The two huge black creatures behind Stephan in the photo are a couple of the calves, the one on the left is Ida 56, who seems to get in the frame more often than not! She's easy to identify at this stage because she still has no ear tag.
When I was over here yesterday, I discovered a trespasser in the form of a Ayrshire heifer which had found her way through the extremely shaky boundary fence at the top of the hill. I tried to get her to go back the way she'd come, but she bounced off down the hill to play with my cows - so much for my closed herd policy! I've spoken with Gavin about his cattle and because he runs an Ayrshire stud breeding operation, his cattle also need to be free of the sorts of diseases I am concerned about, so contact with them is probably rather less risky than with some cattle I might find on some of our boundaries.
Stephan walked up to the top of the hill this afternoon when he saw another one of the heifers had come through and had an argument I couldn't hear with them - it's fun having a zoom lens.
Here are this year's greys, 367 and her daughter, 529.
529 and last year's grey calf, 516, are cousins - their mothers are half-sisters through their grey mother. 529 and 516 are very much the same colour and fortunately this year's calf does not have some horrid thing going wrong in her udder, as 516 did!
Most of the cows and calves were lying on the side of the hill, but a handful of calves and a couple of cows were right up the top of the next rise.
This is 539, the fattest and oldest of the calves, calling to her mother, 371, up the hill. I'm always interested to see that they do know each other by sight, even over a long distance. Mind you, why shouldn't they, since they know me and I know them in the same way.

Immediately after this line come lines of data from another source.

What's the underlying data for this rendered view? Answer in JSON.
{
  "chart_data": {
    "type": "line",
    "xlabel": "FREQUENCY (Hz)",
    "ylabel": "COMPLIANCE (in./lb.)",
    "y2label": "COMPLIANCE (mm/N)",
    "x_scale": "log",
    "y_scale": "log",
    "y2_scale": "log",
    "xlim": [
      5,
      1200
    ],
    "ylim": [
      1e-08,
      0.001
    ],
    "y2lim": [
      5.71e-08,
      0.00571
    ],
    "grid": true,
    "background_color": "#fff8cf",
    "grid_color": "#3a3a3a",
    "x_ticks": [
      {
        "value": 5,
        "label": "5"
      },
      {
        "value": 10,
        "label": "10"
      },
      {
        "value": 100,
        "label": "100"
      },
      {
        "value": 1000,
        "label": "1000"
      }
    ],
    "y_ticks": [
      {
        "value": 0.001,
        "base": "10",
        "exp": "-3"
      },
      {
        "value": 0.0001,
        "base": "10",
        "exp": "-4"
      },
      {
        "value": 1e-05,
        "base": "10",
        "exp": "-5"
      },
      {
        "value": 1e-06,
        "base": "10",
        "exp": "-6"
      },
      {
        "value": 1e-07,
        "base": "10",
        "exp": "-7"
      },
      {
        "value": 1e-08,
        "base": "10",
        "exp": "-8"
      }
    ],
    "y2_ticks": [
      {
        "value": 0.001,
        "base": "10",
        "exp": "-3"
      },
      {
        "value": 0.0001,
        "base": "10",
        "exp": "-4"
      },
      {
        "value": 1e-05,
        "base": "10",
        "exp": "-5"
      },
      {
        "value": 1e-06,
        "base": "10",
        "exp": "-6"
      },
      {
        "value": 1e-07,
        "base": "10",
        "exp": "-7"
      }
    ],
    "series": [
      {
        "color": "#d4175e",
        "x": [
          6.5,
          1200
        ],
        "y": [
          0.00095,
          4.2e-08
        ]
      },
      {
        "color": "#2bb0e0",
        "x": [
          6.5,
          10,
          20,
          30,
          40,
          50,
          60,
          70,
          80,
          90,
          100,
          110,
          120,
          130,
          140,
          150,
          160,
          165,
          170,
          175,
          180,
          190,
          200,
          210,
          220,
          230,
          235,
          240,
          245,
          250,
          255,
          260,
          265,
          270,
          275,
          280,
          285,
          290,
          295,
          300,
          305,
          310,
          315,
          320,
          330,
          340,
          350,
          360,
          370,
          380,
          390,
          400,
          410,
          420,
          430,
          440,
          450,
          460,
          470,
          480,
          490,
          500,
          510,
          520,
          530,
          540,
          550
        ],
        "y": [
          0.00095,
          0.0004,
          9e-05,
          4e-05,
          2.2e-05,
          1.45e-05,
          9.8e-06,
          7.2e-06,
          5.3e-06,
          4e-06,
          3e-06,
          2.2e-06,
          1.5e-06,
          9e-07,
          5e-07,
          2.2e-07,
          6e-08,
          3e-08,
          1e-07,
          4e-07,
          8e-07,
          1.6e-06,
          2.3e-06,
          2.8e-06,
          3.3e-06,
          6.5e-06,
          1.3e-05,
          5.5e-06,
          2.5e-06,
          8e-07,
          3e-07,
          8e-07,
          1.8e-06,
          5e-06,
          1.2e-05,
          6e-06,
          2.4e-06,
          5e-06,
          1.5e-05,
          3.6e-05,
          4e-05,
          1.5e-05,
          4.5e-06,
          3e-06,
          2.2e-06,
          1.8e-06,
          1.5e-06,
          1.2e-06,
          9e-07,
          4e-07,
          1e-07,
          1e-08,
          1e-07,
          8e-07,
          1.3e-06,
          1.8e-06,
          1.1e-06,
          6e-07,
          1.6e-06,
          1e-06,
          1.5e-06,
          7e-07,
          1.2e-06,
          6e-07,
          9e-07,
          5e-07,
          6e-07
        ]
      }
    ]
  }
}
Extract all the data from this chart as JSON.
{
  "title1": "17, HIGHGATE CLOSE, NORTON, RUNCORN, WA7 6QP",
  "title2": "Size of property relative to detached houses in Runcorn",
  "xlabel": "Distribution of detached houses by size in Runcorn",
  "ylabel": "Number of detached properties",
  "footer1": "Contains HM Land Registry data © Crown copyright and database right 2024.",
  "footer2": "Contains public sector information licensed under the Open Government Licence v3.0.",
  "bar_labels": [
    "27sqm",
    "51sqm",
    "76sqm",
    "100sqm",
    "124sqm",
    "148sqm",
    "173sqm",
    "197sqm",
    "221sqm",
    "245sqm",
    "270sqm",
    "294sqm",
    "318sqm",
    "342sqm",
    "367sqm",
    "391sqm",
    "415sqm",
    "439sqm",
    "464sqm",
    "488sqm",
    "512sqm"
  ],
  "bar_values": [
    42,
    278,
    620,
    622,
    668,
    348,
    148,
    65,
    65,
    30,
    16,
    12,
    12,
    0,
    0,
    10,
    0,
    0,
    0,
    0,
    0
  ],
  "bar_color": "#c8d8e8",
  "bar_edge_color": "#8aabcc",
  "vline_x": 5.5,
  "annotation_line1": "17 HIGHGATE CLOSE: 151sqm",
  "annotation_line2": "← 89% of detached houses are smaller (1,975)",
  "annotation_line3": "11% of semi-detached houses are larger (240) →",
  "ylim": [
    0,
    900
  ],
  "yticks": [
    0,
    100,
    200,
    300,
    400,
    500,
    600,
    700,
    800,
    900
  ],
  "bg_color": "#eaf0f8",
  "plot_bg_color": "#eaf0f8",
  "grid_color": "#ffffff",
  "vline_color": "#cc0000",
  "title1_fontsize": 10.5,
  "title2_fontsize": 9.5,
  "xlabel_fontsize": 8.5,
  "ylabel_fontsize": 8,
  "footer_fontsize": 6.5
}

Take all their ear-tags off, or blot out the numbers and I could tell you who every adult animal is.
On Monday I phoned the butcher we use for our homekill beef, to book grey heifer 516 in for killing. I expected him to tell me there was a wait of a few weeks before he could fit her in, but he said there was a space today! Thinking I ought to take the first available opportunity, before the state of her udder removed any choice, I agreed to have her ready this morning.
Last night I brought Ivy and her calf and 516 out of their grassy paddock and down in to a small part of the house paddock, where the slaughterer could easily drive in and do his work this morning.
The picture is of the three of them, looking at me through my office window, before the guy arrived.
I find some of the homekill process really very stressful. However most of my anxiety is around the actual killing - whether it will happen cleanly, humanely, quickly. Blake, the slaughterer, shot her and she dropped conveniently in the shade of the big Puriri at the back of her house and while he stepped in to make the first blood-letting cut, I moved Ivy and her calf out beyond the electric tape which divided the paddock. They were a little too curious for my liking and a bit disturbed by what was going on, so I moved them then back to their grassy paddock, where they calmly got on with their day's grazing.
Blake very carefully skinned and cut out the large mass which had caused the heifer's udder swelling and I put it on ice-packs in the chilly-bin in the shade, then later into a small fridge over at the shed. Once Stephan had come home in the ute, we set off for town again to take the udder mass to the vet, for him to have a look at it. The huge lump, weighing over 22kg, turned out to be some sort of mammary tumour. Greg the vet took some samples after cutting it open and the laboratory agreed to have a look at them. Greg's opinion is that she's perfectly safe to eat, so we shall do so, after her carcase has hung in the butcher's chiller for an appropriate time.